Farmers For Justice members say they hope to capitalize on the strong resentment against Canadian grain imports shown by some 300 U.S. farmers at an April 2 public meeting in Minot, attended by U.S. trade representative Charlene Barshefsky.
The April 16 meeting is being held in the same hotel room and is being advertised in local newspapers and on radio.
Ness was cautious about what to expect at the meeting, saying attendance could be anywhere from two dozen to several hundred. But Mainil said he doesn’t think the hall will be big enough to handle the crowd.

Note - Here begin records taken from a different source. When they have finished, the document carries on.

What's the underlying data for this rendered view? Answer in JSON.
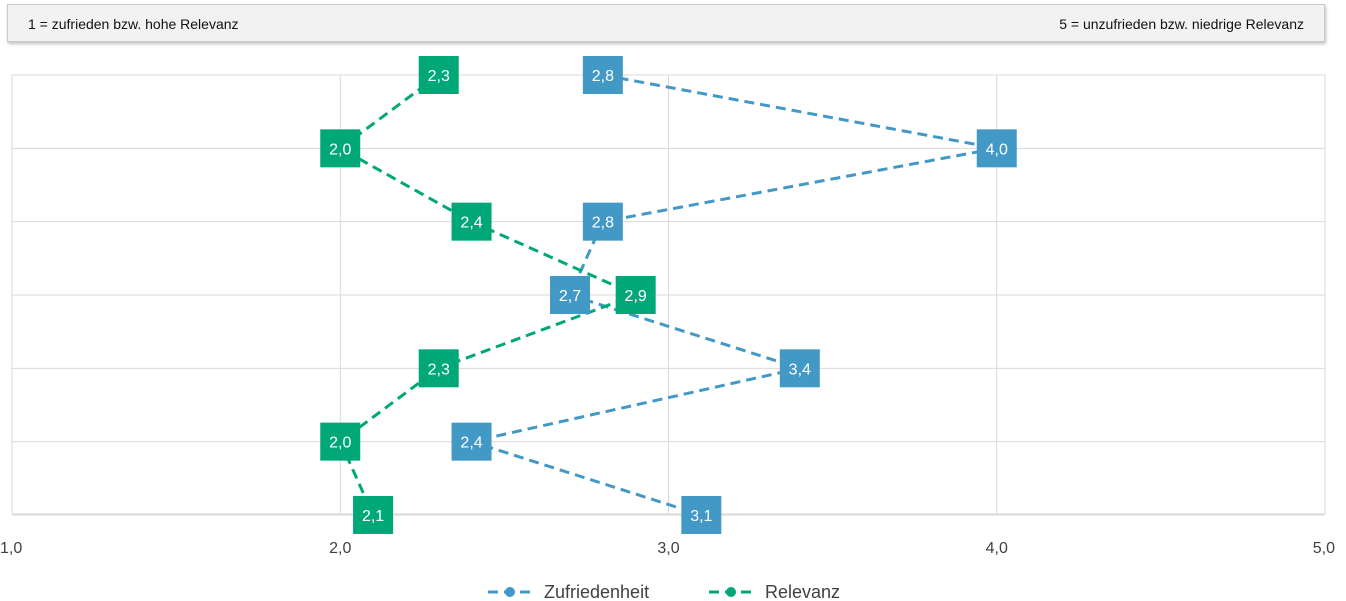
{
  "scale_note": {
    "left": "1 = zufrieden bzw. hohe Relevanz",
    "right": "5 = unzufrieden bzw. niedrige Relevanz"
  },
  "colors": {
    "zufriedenheit": "#4399c5",
    "relevanz": "#00a878",
    "grid": "#d9d9d9",
    "tick_text": "#404040"
  },
  "chart_data": {
    "type": "line",
    "orientation": "horizontal-value-axis",
    "xlim": [
      1,
      5
    ],
    "x_ticks": [
      1,
      2,
      3,
      4,
      5
    ],
    "x_tick_labels": [
      "1,0",
      "2,0",
      "3,0",
      "4,0",
      "5,0"
    ],
    "grid": true,
    "legend_position": "bottom",
    "line_style": "dashed",
    "rows": 7,
    "series": [
      {
        "name": "Zufriedenheit",
        "values": [
          2.8,
          4.0,
          2.8,
          2.7,
          3.4,
          2.4,
          3.1
        ],
        "labels": [
          "2,8",
          "4,0",
          "2,8",
          "2,7",
          "3,4",
          "2,4",
          "3,1"
        ]
      },
      {
        "name": "Relevanz",
        "values": [
          2.3,
          2.0,
          2.4,
          2.9,
          2.3,
          2.0,
          2.1
        ],
        "labels": [
          "2,3",
          "2,0",
          "2,4",
          "2,9",
          "2,3",
          "2,0",
          "2,1"
        ]
      }
    ]
  }
}
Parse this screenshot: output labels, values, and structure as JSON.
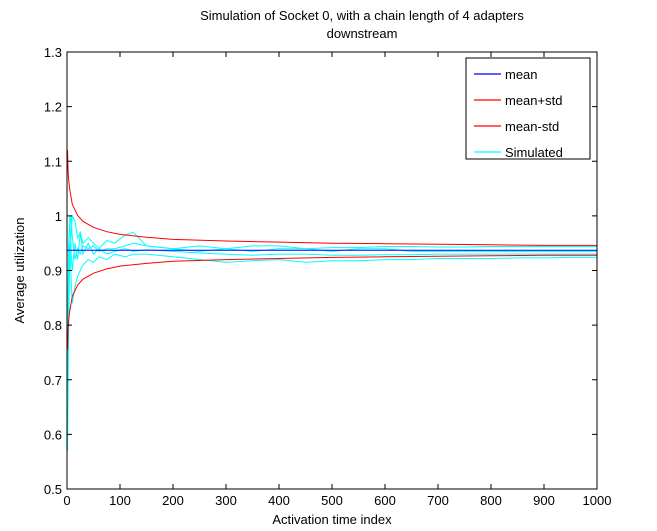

“These guys are worked up,” he said. “We’re going to have a big time flow of Canadians going down there and the Americans will be there too.”
Farmers angry
Mainil and others say U.S. farmers are angry, and so are CFFJ supporters, because the board routinely dumps Canadian wheat into the U.S. at below market prices in order to gain market share. Mainil said he has sold durum for $9 a bushel in the U.S. that would have fetched him around $5.30 in Canada.
Board spokesperson Rhea Yates said the board does not dump grain into the U.S., and she said farmers must be careful not to make their marketing decisions based on initial payments or even the pool return outlook.
An analysis by the board shows that in 1995-96 , the CWB’s final price on No. 1 CW amber durum (13 percent protein) was $8.01 a bushel, compared with a U.S. weighted average price at Stanley, N.D. of $7.82.
The elevator spot price at Stanley was higher than $8.01 for a couple of weeks in the fall of 1995 and again for a couple of weeks in the spring of 1996.